Chacun se regarda alors, attendant une autre suggestion mais devant le mutisme général, Kandall fit signe à Sotrace de transmettre les ordres. Au moment où les vaisseaux entamaient leur manœuvre, une explosion se fit sentir.
-Nous avons perdu un de nos vaisseau ! S'écria le général en chef en se précipitant dans la salle. Nous sommes dans leur porté !
-Vite, dépêchons de partir d'ici ! Déclara Kandall, quelque peu effrayé par la puissance de ces canons.
Quelques minutes plus tard les vaisseaux furent lancés à pleine puissance.
-Tu ne trouverais pas ça étrange qu'ils n'aient pas prévu qu'on les attaquerais par la mer ? Demanda son cousin, inquiet.
-Le palais borde la mer, ils ne peuvent pas le défendre de la même façon. On dit "ils" alors que cette idée vient de cette envoyée des enfers...
-Ne parle pas comme ça de la vieille religion....
-Elle est démoniaque, Porltan, prendre la population en otage, quel souverain ferait ça ? Elle veut régner sur des cendres ?
-Elle sait qu'elle a perdu, lui dit-il. Elle veut tomber en entraînant le plus de monde possible. Y compris toi.
-Elle ne nous aura pas, répliqua-t-il en lui posant une main sur son épaule. Sois-en assuré !
C'est alors qu'une nouvelle déflagration se fit entendre. Alertés, ils demandèrent à faire revenir les généraux. Quand Kandall vit le visage blême de Sotrace, il sut qu'il allait avoir la réponse à la question : "Ont-ils prévu qu'on attaquerait par la mer ?"

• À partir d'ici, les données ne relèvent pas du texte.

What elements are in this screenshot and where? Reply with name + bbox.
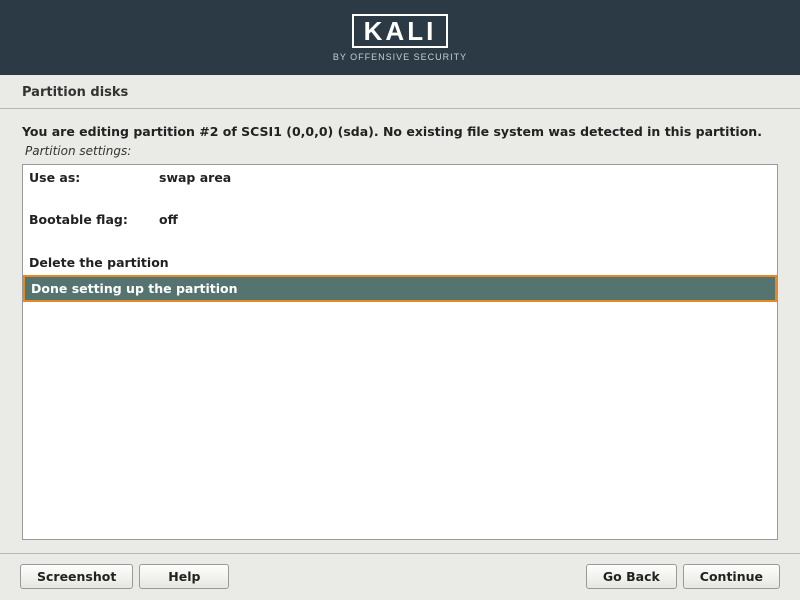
partition-panel: Use as: swap area Bootable flag: off Del… [22,164,778,540]
screenshot-button[interactable]: Screenshot [20,564,133,589]
kali-logo: KALI BY OFFENSIVE SECURITY [333,14,467,62]
description-text: You are editing partition #2 of SCSI1 (0… [22,124,778,139]
use-as-row[interactable]: Use as: swap area [23,165,777,191]
bootable-value: off [159,212,178,228]
use-as-value: swap area [159,170,231,186]
delete-partition-row[interactable]: Delete the partition [23,250,777,275]
bootable-row[interactable]: Bootable flag: off [23,207,777,233]
go-back-button[interactable]: Go Back [586,564,677,589]
logo-title: KALI [364,16,437,46]
header: KALI BY OFFENSIVE SECURITY [0,0,800,75]
footer: Screenshot Help Go Back Continue [0,553,800,600]
continue-button[interactable]: Continue [683,564,780,589]
done-setting-up-row[interactable]: Done setting up the partition [25,277,775,300]
page-title: Partition disks [0,75,800,108]
use-as-label: Use as: [29,170,159,186]
bootable-label: Bootable flag: [29,212,159,228]
help-button[interactable]: Help [139,564,229,589]
logo-subtitle: BY OFFENSIVE SECURITY [333,52,467,62]
subheading: Partition settings: [25,144,778,158]
content: You are editing partition #2 of SCSI1 (0… [0,109,800,550]
selected-row-highlight: Done setting up the partition [23,275,777,302]
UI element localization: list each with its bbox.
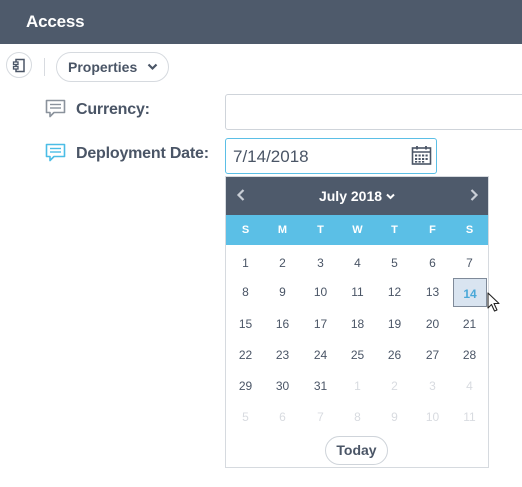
weekday-label: S — [241, 224, 250, 236]
date-picker-popup: July 2018 S M T W T F S 14 1 2 3 4 5 6 7 8 9 10 11… — [225, 176, 489, 468]
weekday-label: F — [429, 224, 436, 236]
calendar-day[interactable]: 29 — [227, 379, 264, 393]
calendar-day[interactable]: 25 — [339, 348, 376, 362]
calendar-day[interactable]: 10 — [302, 285, 339, 299]
currency-label: Currency: — [76, 101, 150, 118]
selected-day-label: 14 — [463, 287, 477, 301]
calendar-header: July 2018 — [226, 177, 488, 215]
calendar-day[interactable]: 1 — [227, 256, 264, 270]
month-selector[interactable]: July 2018 — [226, 188, 488, 204]
calendar-day[interactable]: 9 — [264, 285, 301, 299]
properties-label: Properties — [68, 59, 138, 75]
calendar-day[interactable]: 24 — [302, 348, 339, 362]
comment-icon — [45, 99, 66, 118]
weekday-label: T — [391, 224, 398, 236]
calendar-day[interactable]: 20 — [414, 317, 451, 331]
calendar-day[interactable]: 26 — [376, 348, 413, 362]
calendar-day[interactable]: 5 — [376, 256, 413, 270]
weekday-label: S — [465, 224, 474, 236]
toolbar-divider — [44, 58, 45, 76]
calendar-day[interactable]: 30 — [264, 379, 301, 393]
calendar-day[interactable]: 2 — [264, 256, 301, 270]
today-button[interactable]: Today — [325, 436, 388, 465]
calendar-day-other-month[interactable]: 4 — [451, 379, 488, 393]
calendar-day-other-month[interactable]: 9 — [376, 410, 413, 424]
chevron-down-icon — [386, 193, 395, 200]
calendar-day[interactable]: 21 — [451, 317, 488, 331]
weekday-label: M — [277, 224, 288, 236]
date-value: 7/14/2018 — [233, 147, 309, 166]
properties-button[interactable]: Properties — [56, 52, 169, 82]
page-title: Access — [26, 12, 85, 31]
calendar-day-other-month[interactable]: 3 — [414, 379, 451, 393]
calendar-day-other-month[interactable]: 8 — [339, 410, 376, 424]
calendar-day[interactable]: 12 — [376, 285, 413, 299]
top-bar: Access — [0, 0, 522, 44]
calendar-day[interactable]: 17 — [302, 317, 339, 331]
toolbar: Properties — [0, 44, 522, 90]
mouse-cursor-icon — [487, 292, 500, 312]
calendar-day[interactable]: 23 — [264, 348, 301, 362]
calendar-day[interactable]: 15 — [227, 317, 264, 331]
calendar-icon[interactable] — [411, 145, 432, 166]
component-icon-button[interactable] — [6, 52, 32, 78]
calendar-day[interactable]: 4 — [339, 256, 376, 270]
deployment-date-input[interactable]: 7/14/2018 — [225, 138, 437, 174]
calendar-day-other-month[interactable]: 10 — [414, 410, 451, 424]
calendar-day-other-month[interactable]: 1 — [339, 379, 376, 393]
calendar-day-other-month[interactable]: 11 — [451, 410, 488, 424]
calendar-day-other-month[interactable]: 2 — [376, 379, 413, 393]
chevron-down-icon — [147, 63, 158, 71]
calendar-day[interactable]: 19 — [376, 317, 413, 331]
calendar-day[interactable]: 11 — [339, 285, 376, 299]
weekday-label: W — [352, 224, 363, 236]
calendar-day[interactable]: 31 — [302, 379, 339, 393]
calendar-day-other-month[interactable]: 6 — [264, 410, 301, 424]
selected-day[interactable]: 14 — [453, 278, 487, 307]
calendar-day[interactable]: 18 — [339, 317, 376, 331]
currency-input[interactable] — [225, 94, 522, 130]
deployment-date-label: Deployment Date: — [76, 145, 209, 162]
calendar-day[interactable]: 16 — [264, 317, 301, 331]
calendar-day-other-month[interactable]: 7 — [302, 410, 339, 424]
component-icon — [12, 58, 25, 73]
calendar-day[interactable]: 27 — [414, 348, 451, 362]
comment-icon — [45, 143, 66, 162]
calendar-day[interactable]: 22 — [227, 348, 264, 362]
month-label: July 2018 — [318, 188, 383, 204]
calendar-day[interactable]: 13 — [414, 285, 451, 299]
next-month-icon[interactable] — [469, 188, 479, 202]
calendar-day[interactable]: 3 — [302, 256, 339, 270]
calendar-day[interactable]: 7 — [451, 256, 488, 270]
calendar-day-other-month[interactable]: 5 — [227, 410, 264, 424]
calendar-day[interactable]: 28 — [451, 348, 488, 362]
weekday-header: S M T W T F S — [226, 215, 488, 245]
weekday-label: T — [317, 224, 324, 236]
calendar-day[interactable]: 6 — [414, 256, 451, 270]
calendar-day[interactable]: 8 — [227, 285, 264, 299]
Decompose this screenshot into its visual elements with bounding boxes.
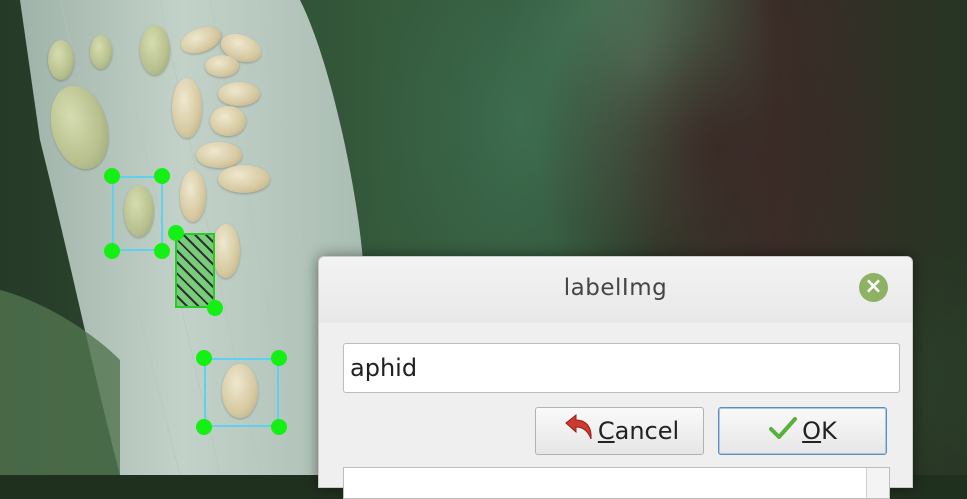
aphid: [90, 35, 112, 69]
aphid: [205, 55, 239, 77]
undo-arrow-icon: [560, 413, 594, 449]
dialog-titlebar[interactable]: labelImg ×: [319, 257, 912, 323]
bbox-corner-handle[interactable]: [207, 300, 223, 316]
label-list[interactable]: [343, 467, 890, 499]
bounding-box[interactable]: [204, 358, 279, 427]
close-icon: ×: [864, 274, 883, 299]
ok-button[interactable]: OK: [718, 407, 887, 455]
cancel-label: Cancel: [597, 417, 680, 445]
close-button[interactable]: ×: [859, 273, 888, 302]
bounding-box[interactable]: [112, 176, 163, 251]
bbox-corner-handle[interactable]: [104, 168, 120, 184]
aphid: [48, 40, 74, 80]
aphid: [180, 170, 206, 222]
active-bounding-box[interactable]: [175, 233, 215, 308]
ok-label: OK: [802, 417, 837, 445]
aphid: [218, 165, 270, 193]
cancel-button[interactable]: Cancel: [535, 407, 704, 455]
aphid: [172, 78, 202, 138]
aphid: [196, 142, 242, 168]
bbox-corner-handle[interactable]: [196, 419, 212, 435]
aphid: [218, 82, 260, 106]
aphid: [140, 25, 170, 75]
checkmark-icon: [768, 415, 798, 447]
aphid: [210, 106, 246, 136]
bbox-corner-handle[interactable]: [271, 419, 287, 435]
bbox-corner-handle[interactable]: [104, 243, 120, 259]
bbox-corner-handle[interactable]: [154, 243, 170, 259]
bbox-corner-handle[interactable]: [168, 225, 184, 241]
bbox-corner-handle[interactable]: [154, 168, 170, 184]
aphid: [212, 224, 240, 278]
bbox-corner-handle[interactable]: [271, 350, 287, 366]
dialog-title: labelImg: [563, 275, 668, 301]
bbox-corner-handle[interactable]: [196, 350, 212, 366]
scrollbar[interactable]: [866, 468, 889, 498]
label-dialog: labelImg × aphid Cancel OK: [318, 256, 913, 499]
label-input[interactable]: aphid: [343, 343, 900, 393]
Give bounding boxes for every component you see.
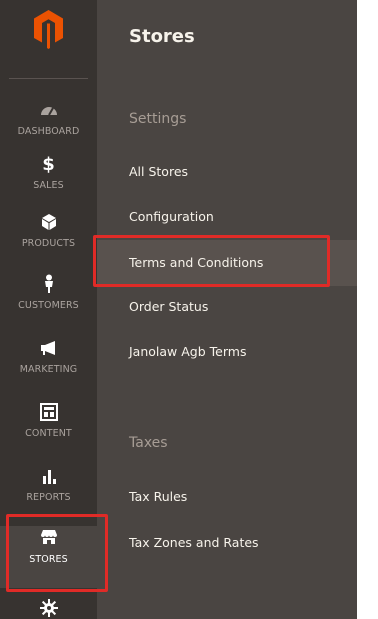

-Une flotte nous a prit par revers, impossible de leur échapper !
-Nous sommes coincés entre eux et les tours de canons ! Comprit Terkenbec, qui faisait un effort visible pour ne pas céder à la panique.
-Sont-ils nombreux ? Demanda-t-il.
-Légèrement inférieurs aux nôtres mais ils nous forcent à reculer vers la cité !
-Ils ont envoyé toute leur armée dans cette mission ?
-D'après les insignes sur les vaisseaux, c'est bien la flotte de Nysteria que l'on a en face de nous !
-Seigneur, ne pu s'empêcher de lâcher Porltan.
-Ils ont encore leur armée principale bien au chaud à Térébor, constata Kandall d'un soupir.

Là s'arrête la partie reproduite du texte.